NEWS 30 Luglio 2015    

Il patriarca caldeo di Baghdad chiede «un intervento internazionale per sconfiggere l’ISIS»

I cristiani iracheni desiderano una visita pastorale di papa Francesco, e hanno bisogno di un intervento internazionale perché sia sconfitto il terrorismo dello Stato islamico: lo afferma a Radio Vaticana il patriarca caldeo di Baghdad Louis Raphael I Sako, che oggi a Jelsi (Campobasso) riceve il Premio internazionale «La traglia, etnie e comunità», istituito a difesa delle minoranze.

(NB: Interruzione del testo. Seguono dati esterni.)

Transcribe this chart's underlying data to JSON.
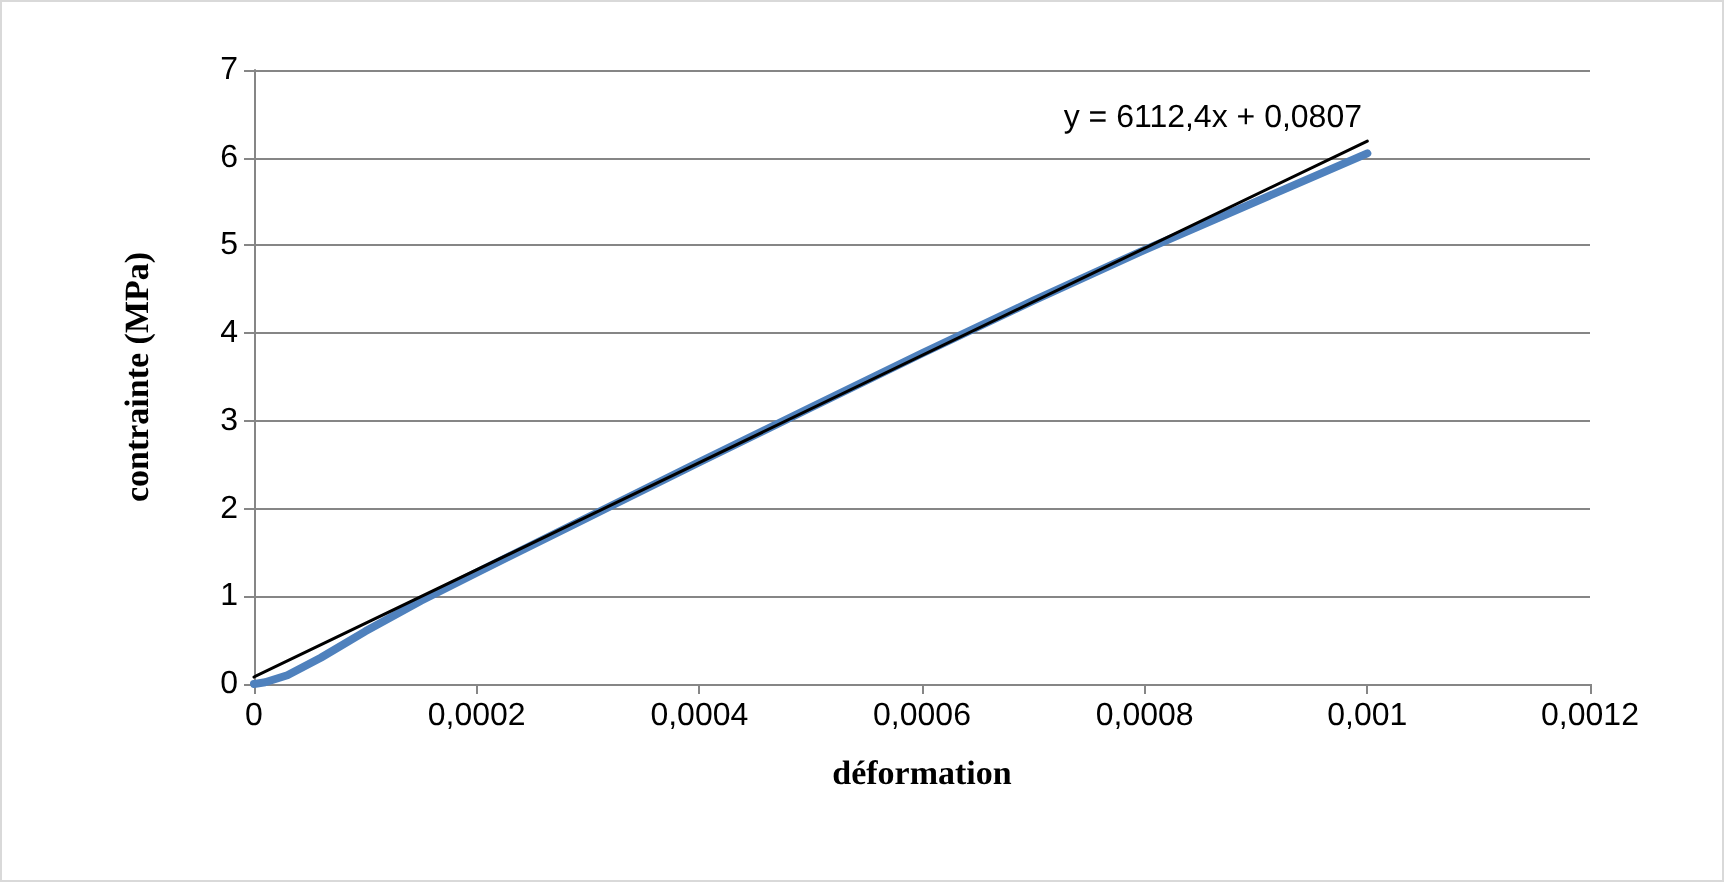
{
  "chart_data": {
    "type": "line",
    "xlabel": "déformation",
    "ylabel": "contrainte (MPa)",
    "xlim": [
      0,
      0.0012
    ],
    "xticks": [
      {
        "value": 0,
        "label": "0"
      },
      {
        "value": 0.0002,
        "label": "0,0002"
      },
      {
        "value": 0.0004,
        "label": "0,0004"
      },
      {
        "value": 0.0006,
        "label": "0,0006"
      },
      {
        "value": 0.0008,
        "label": "0,0008"
      },
      {
        "value": 0.001,
        "label": "0,001"
      },
      {
        "value": 0.0012,
        "label": "0,0012"
      }
    ],
    "ylim": [
      0,
      7
    ],
    "yticks": [
      0,
      1,
      2,
      3,
      4,
      5,
      6,
      7
    ],
    "grid": "y",
    "marker": "none",
    "series": [
      {
        "color": "#4f81bd",
        "x": [
          0,
          1e-05,
          3e-05,
          6e-05,
          0.0001,
          0.00015,
          0.0002,
          0.0003,
          0.0004,
          0.0005,
          0.0006,
          0.0007,
          0.0008,
          0.0009,
          0.001
        ],
        "values": [
          0,
          0.02,
          0.1,
          0.3,
          0.6,
          0.95,
          1.27,
          1.9,
          2.53,
          3.15,
          3.77,
          4.37,
          4.95,
          5.5,
          6.05
        ]
      },
      {
        "color": "#000000",
        "x": [
          0,
          0.001
        ],
        "values": [
          0.08,
          6.19
        ]
      }
    ],
    "annotations": [
      "y = 6112,4x + 0,0807"
    ]
  }
}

«I cristiani pagano il prezzo di questa  guerra settaria fra sunniti e sciiti, ma anche della guerra nel Medio Oriente. L'identità di questa Chiesa è quella di una Chiesa martire», spiega mons. Sako a proposito della situazione dei cristiani in Iraq, con «120 mila sfollati», un esodo continuo e «un'angoscia psicologica un po' dappertutto: come sarà il futuro? Ci sarà un'avvenire o no? La risposta è oscura».

E per il patriarca caldeo, quella della comunità internazionale «è una politica alla ricerca degli interessi economici e non del benessere delle persone: loro non cercano la pace. Fabbricare armi vuol dire fabbricare anche guerre. Ci vuole un rinnovamento della politica e dell'economia, ma anche della religione. I musulmani devono fare una lettura all'interno dell'islam per scoprire il messaggio positivo per la vita umana, il rispetto della dignità della persona».

Per Sako, per combattere il terrorismo dello Stato Islamico, «ci vuole un'azione effettiva, internazionale, perché questi Paesi da soli non possono combattere l'Is, che è uno Stato: ha soldi, vende petrolio, ha armi e tanti jihadisti che aumentano».

Secondo il patriarca caldeo, inoltre, i cristiani iracheni sentono la vicinanza di Papa Francesco, «ma aspettano una sua visita pastorale». «Abbiamo bisogno della sua presenza fra noi, in modo che ci dia tanta forza, tanta speranza, non solo ai cristiani, ma a tutti. Il Papa è un simbolo non solo per i cristiani – è un'autorità internazionale, spirituale e morale – e tutti aspettano questa presenza in mezzo a noi. Ci potrà dare tanta forza per perseverare e non lasciare», spiega Sako.